The Polled Dorset is a medium-sized sheep, long-lived and prolific, and a heavy milker. It produces hardy lambs with moderate growth and maturity that yield heavily muscled carcasses. Their fleece is very white, strong, close, free from dark fiber and extends down the legs. When shorn, fleece averages between 5 and 9 lb in ewes, and fifty to seventy percent of their fleece can be used. The staple length ranges from 2.5 to 4 in with a numeric count of 46's-58's. The fiber diameter ranges from 27.0 to 33.0 microns. At maturity, ewes weigh between 150 and 200 lb, some weighing more in show condition. Mature rams range in weight from 225 to 275 lb.
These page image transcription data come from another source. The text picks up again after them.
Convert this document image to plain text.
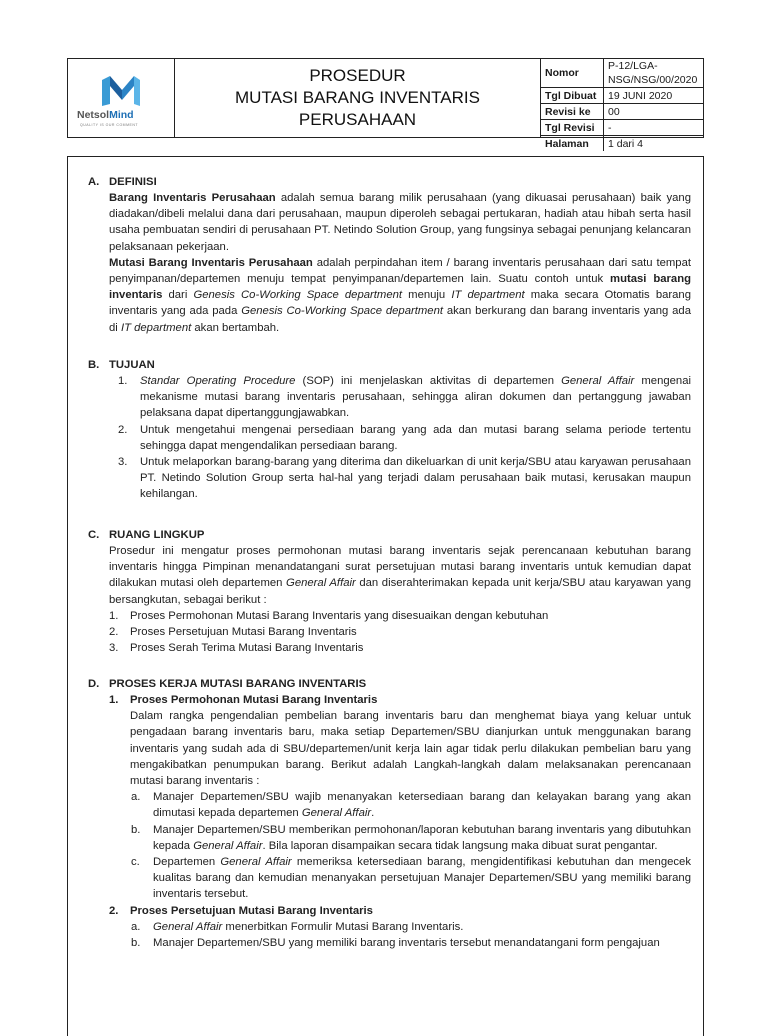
NetsolMind
QUALITY IS OUR COMMENT
PROSEDUR
MUTASI BARANG INVENTARIS
PERUSAHAAN
Nomor	P-12/LGA-NSG/NSG/00/2020
Tgl Dibuat	19 JUNI 2020
Revisi ke	00
Tgl Revisi	-
Halaman	1 dari 4
A. DEFINISI
Barang Inventaris Perusahaan adalah semua barang milik perusahaan (yang dikuasai perusahaan) baik yang diadakan/dibeli melalui dana dari perusahaan, maupun diperoleh sebagai pertukaran, hadiah atau hibah serta hasil usaha pembuatan sendiri di perusahaan PT. Netindo Solution Group, yang fungsinya sebagai penunjang kelancaran pelaksanaan pekerjaan.
Mutasi Barang Inventaris Perusahaan adalah perpindahan item / barang inventaris perusahaan dari satu tempat penyimpanan/departemen menuju tempat penyimpanan/departemen lain. Suatu contoh untuk mutasi barang inventaris dari Genesis Co-Working Space department menuju IT department maka secara Otomatis barang inventaris yang ada pada Genesis Co-Working Space department akan berkurang dan barang inventaris yang ada di IT department akan bertambah.
B. TUJUAN
1. Standar Operating Procedure (SOP) ini menjelaskan aktivitas di departemen General Affair mengenai mekanisme mutasi barang inventaris perusahaan, sehingga aliran dokumen dan pertanggung jawaban pelaksana dapat dipertanggungjawabkan.
2. Untuk mengetahui mengenai persediaan barang yang ada dan mutasi barang selama periode tertentu sehingga dapat mengendalikan persediaan barang.
3. Untuk melaporkan barang-barang yang diterima dan dikeluarkan di unit kerja/SBU atau karyawan perusahaan PT. Netindo Solution Group serta hal-hal yang terjadi dalam perusahaan baik mutasi, kerusakan maupun kehilangan.
C. RUANG LINGKUP
Prosedur ini mengatur proses permohonan mutasi barang inventaris sejak perencanaan kebutuhan barang inventaris hingga Pimpinan menandatangani surat persetujuan mutasi barang inventaris untuk kemudian dapat dilakukan mutasi oleh departemen General Affair dan diserahterimakan kepada unit kerja/SBU atau karyawan yang bersangkutan, sebagai berikut :
1. Proses Permohonan Mutasi Barang Inventaris yang disesuaikan dengan kebutuhan
2. Proses Persetujuan Mutasi Barang Inventaris
3. Proses Serah Terima Mutasi Barang Inventaris
D. PROSES KERJA MUTASI BARANG INVENTARIS
1. Proses Permohonan Mutasi Barang Inventaris
Dalam rangka pengendalian pembelian barang inventaris baru dan menghemat biaya yang keluar untuk pengadaan barang inventaris baru, maka setiap Departemen/SBU dianjurkan untuk menggunakan barang inventaris yang sudah ada di SBU/departemen/unit kerja lain agar tidak perlu dilakukan pembelian baru yang mengakibatkan penumpukan barang. Berikut adalah Langkah-langkah dalam melaksanakan perencanaan mutasi barang inventaris :
a. Manajer Departemen/SBU wajib menanyakan ketersediaan barang dan kelayakan barang yang akan dimutasi kepada departemen General Affair.
b. Manajer Departemen/SBU memberikan permohonan/laporan kebutuhan barang inventaris yang dibutuhkan kepada General Affair. Bila laporan disampaikan secara tidak langsung maka dibuat surat pengantar.
c. Departemen General Affair memeriksa ketersediaan barang, mengidentifikasi kebutuhan dan mengecek kualitas barang dan kemudian menanyakan persetujuan Manajer Departemen/SBU yang memiliki barang inventaris tersebut.
2. Proses Persetujuan Mutasi Barang Inventaris
a. General Affair menerbitkan Formulir Mutasi Barang Inventaris.
b. Manajer Departemen/SBU yang memiliki barang inventaris tersebut menandatangani form pengajuan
Dorsets are noted for their ability to be bred more than once per year and are commonly used in crossbreeding to produce females for out-of-season breeding. They are one of the few breeds that have this characteristic. Multiple births are common, and they work well in commercial operations, including programs where rams are specifically used to sire lambs for slaughter. These rams are known as terminal sires since their genetics are more suitable for slaughter than breeding purposes.

Since the breed first became commercial, it has spread to Canada and become a major contributor in the commercial lamb industry. The breed adapts well to confinement and is readily used in accelerated crossbreeding programs. Polled Dorsets thrive under grass-based and feedlot conditions and are more suitable on small farms that are intensely managed.